A. Put the glue solution prepared by mixing special bisphenol A, bisphenol F epoxy resin, toughener, modifier, accelerator, and diluent with a viscosity of 0.9 Pa·s in the glue tank. After the glass fiber roving is bundled, it is immersed in the glue solution from one end of the glue tank and slowly moves to the other end of the glue tank to the outside of the tank. The moving speed of the cellulose is controlled to 0.9 m/min, and the glue content is 30%.

B. The fiber bundle after dipping is controlled by a multi-dimensional computer winding machine for longitudinal and circumferential cross-helical winding, the winding angle of the circumferential winding is controlled at 90°, the winding angle of the longitudinal winding is controlled at 45°, and the winding speed is 0.9 m/ Second; in spiral winding and planar winding, the tension of the fiber bundle is controlled at 1.8 kg, and in radial winding, the tension of the fiber bundle is controlled at 3.6 kg, and the winding forms a semi-finished product.

C. Use a rotary infrared curing furnace to heat and cure the semi-finished product. During heating, keep the semi-finished product rotating slowly in the furnace.
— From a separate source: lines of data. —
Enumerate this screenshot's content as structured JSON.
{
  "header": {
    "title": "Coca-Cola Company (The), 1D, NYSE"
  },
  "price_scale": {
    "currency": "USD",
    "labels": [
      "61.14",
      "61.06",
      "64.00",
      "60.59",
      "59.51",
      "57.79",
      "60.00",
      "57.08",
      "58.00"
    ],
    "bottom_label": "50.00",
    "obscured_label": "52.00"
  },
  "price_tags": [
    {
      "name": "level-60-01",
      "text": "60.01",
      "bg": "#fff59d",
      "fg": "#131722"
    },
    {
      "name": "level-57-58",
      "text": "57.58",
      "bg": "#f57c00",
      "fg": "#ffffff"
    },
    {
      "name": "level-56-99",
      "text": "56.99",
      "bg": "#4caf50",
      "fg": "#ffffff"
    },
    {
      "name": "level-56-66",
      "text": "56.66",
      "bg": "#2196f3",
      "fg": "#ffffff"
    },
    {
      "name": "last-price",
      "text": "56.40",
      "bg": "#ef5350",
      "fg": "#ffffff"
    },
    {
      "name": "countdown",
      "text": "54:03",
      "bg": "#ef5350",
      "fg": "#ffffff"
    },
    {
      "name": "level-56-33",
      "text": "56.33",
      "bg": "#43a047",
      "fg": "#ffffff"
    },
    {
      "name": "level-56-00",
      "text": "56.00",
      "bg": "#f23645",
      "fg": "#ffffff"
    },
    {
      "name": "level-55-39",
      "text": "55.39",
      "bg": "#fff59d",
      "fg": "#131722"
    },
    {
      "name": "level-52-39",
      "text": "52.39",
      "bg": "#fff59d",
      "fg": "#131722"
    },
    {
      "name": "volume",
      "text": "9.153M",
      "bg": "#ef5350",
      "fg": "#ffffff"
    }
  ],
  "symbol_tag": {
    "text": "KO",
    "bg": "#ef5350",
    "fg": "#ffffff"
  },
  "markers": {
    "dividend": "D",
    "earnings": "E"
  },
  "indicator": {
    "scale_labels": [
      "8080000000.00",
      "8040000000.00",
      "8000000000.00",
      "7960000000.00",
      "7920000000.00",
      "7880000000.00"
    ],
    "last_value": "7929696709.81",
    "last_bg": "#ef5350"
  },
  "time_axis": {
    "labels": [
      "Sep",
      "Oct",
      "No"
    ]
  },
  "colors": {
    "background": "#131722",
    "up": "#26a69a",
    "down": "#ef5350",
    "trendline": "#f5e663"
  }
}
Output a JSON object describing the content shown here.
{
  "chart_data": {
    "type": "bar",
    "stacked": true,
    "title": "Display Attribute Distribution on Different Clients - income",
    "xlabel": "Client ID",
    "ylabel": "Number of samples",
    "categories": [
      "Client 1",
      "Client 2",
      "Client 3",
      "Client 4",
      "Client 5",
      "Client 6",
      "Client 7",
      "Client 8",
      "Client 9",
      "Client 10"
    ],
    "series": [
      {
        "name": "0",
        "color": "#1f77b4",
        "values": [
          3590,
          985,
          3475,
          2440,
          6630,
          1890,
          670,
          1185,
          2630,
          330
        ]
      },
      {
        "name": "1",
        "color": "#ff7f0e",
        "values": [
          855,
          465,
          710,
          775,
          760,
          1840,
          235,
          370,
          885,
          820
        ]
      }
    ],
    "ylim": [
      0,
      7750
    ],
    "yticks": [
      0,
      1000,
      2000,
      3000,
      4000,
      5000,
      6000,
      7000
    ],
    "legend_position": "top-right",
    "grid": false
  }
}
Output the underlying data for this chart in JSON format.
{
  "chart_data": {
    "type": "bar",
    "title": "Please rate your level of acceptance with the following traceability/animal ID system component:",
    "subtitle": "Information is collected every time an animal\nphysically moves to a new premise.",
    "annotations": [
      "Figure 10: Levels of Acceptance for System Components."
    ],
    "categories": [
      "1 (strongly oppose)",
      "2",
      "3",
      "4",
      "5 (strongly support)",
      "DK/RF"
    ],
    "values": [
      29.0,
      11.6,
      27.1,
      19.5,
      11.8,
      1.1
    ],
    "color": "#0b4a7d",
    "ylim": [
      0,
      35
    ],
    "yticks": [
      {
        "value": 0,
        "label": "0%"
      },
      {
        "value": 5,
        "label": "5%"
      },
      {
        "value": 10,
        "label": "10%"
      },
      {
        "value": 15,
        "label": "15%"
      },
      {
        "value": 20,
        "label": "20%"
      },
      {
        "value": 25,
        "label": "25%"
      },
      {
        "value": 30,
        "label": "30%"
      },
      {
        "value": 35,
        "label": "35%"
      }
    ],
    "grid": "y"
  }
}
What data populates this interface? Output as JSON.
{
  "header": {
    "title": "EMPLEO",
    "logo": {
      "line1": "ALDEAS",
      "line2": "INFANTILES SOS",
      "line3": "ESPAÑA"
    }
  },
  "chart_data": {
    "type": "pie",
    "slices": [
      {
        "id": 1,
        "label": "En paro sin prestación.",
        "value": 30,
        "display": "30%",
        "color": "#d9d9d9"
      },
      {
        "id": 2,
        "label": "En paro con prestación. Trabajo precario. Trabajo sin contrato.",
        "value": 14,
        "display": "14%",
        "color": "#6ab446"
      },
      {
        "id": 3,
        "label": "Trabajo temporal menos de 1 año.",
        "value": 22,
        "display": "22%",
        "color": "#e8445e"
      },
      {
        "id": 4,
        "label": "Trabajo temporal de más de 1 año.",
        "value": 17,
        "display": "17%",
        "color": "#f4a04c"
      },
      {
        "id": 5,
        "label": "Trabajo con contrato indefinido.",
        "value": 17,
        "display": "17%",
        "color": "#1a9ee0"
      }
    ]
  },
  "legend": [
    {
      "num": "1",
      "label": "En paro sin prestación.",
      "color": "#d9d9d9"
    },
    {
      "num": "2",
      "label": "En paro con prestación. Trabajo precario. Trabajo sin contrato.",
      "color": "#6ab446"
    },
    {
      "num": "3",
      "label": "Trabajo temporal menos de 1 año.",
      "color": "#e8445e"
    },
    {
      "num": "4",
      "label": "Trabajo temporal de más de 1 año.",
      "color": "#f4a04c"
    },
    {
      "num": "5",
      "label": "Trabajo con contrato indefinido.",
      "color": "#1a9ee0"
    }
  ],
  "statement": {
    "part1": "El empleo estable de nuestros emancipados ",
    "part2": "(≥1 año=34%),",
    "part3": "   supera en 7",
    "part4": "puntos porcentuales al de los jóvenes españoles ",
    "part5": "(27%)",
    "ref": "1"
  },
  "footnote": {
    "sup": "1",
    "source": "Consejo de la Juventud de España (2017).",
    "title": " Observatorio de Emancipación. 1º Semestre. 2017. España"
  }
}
Under the heating condition of 80°C, the heating and curing time is 80 minutes.

D. Evenly coat the photocuring agent prepared by mixing special low-viscosity epoxy resin, photoinitiator, chain transfer agent and photosensitizer on the outer surface of the semi-finished product after heating and curing, and repeatedly compact the air with a rubber roller, and then use ultraviolet light The ultraviolet light source of the light rotation curing device is irradiated for 30 seconds until hardening to obtain a finished product.

Claims (2)

1. A method for manufacturing a fiber composite insulating cylinder and a pipe fitting, characterized in that the method comprises the following processing steps: A. Fiber dipping, put the glue in the glue tank, heat it to 20-40°C, the viscosity is 0.2-1.0Pa·s, after the fibers are bundled, immerse in the glue from one end of the glue tank and slowly to the other end of the glue tank Move to the outside of the tank, control the moving speed of cellulose to 0.2-0.9 m/min, and the glue content is between 15%-30%; B. Fiber bundle winding tension setting, the initial tension is selected according to 5%-10% of fiber strength, in spiral winding and plane winding, the tension of fiber bundle is controlled at 0.45-1.8 kg, in radial winding, the fiber bundle The tension is controlled at 2.7-3.6 kg; C. Winding of fiber bundles. The fiber bundles after dipping are wound longitudinally and circumferentially in a cross-helical manner using a winding machine. The winding angle of the circumferential winding is between 85°-90°, and the winding angle of the longitudinal winding is 15° or 30°. Or 45°, the maximum winding speed does not exceed 0.9 m/s, and the winding forms a semi-finished product; D. Heating and curing. Use an infrared heating device to heat and cure the semi-finished product. Keep the semi-finished product slowly rotating during heating. Under the heating condition of 30-80°C, the heating and curing time is 30-80 minutes; E. Light curing of the outer surface: Apply the light curing agent evenly on the outer surface of the semi-finished product after heating and curing, repeatedly compact with rubber rollers to discharge the air, and then irradiate with ultraviolet light source for 15-30 seconds until hardening. 2. A method for manufacturing a fiber composite insulation cylinder and pipe fittings according to claim 1, characterized in that said fibers are carbon fibers or glass fibers.